For the upcoming exhibition of Iris van Herpen at the Brooklyn Museum, Four Bent Corners partnered with director Diana Markosian to create a film celebrating one of fashion’s most visionary voices.
A pioneer in the use of emerging technologies, Iris van Herpen continuously pushes beyond conventional ideas of clothing, merging traditional couture craftsmanship with innovation and experimentation. Her work exists between worlds: art and science, nature and technology, movement and form.

Produced across two weeks leading up to the shoot, our process centered around two locations deeply connected to Iris’s creative practice.

The first brought us to the sand dunes of North Holland, landscapes whose shifting forms and fluid movement echo the organic structures found throughout her designs. The second led us into the contemplative spaces of Embassy of the Free Mind, an institution dedicated to questioning, discovery, and opening pathways to ancient and contemporary wisdom.

The contrast between these environments became a visual conversation. One shaped by movement and natural force, the other by stillness and reflection.

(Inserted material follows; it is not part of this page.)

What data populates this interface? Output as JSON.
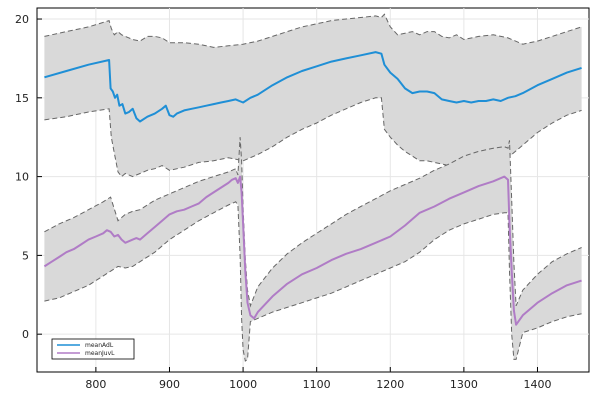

As a former ballet dancer, Diana’s perspective often begins with movement before image. Her work treats the body not as something fixed, but as an emotional instrument, where gesture, rhythm, and physical presence carry narrative weight. That sensitivity informed the film’s approach, allowing choreography and environment to become storytelling devices rather than simply subjects within a frame. 

The visual language was captured by cinematographer Zoë Que on the Alexa 35 Extreme, while choreography by Fanny Sage guided performers Alanna Archibald and Matchima Josephine Flos through a series of movements that responded to both space and garment.
Together, the team created a film that moves between fashion, performance, and portraiture. A celebration not only of Iris van Herpen’s historic exhibition, but of the ideas, environments, and collaborators that continue to shape her world.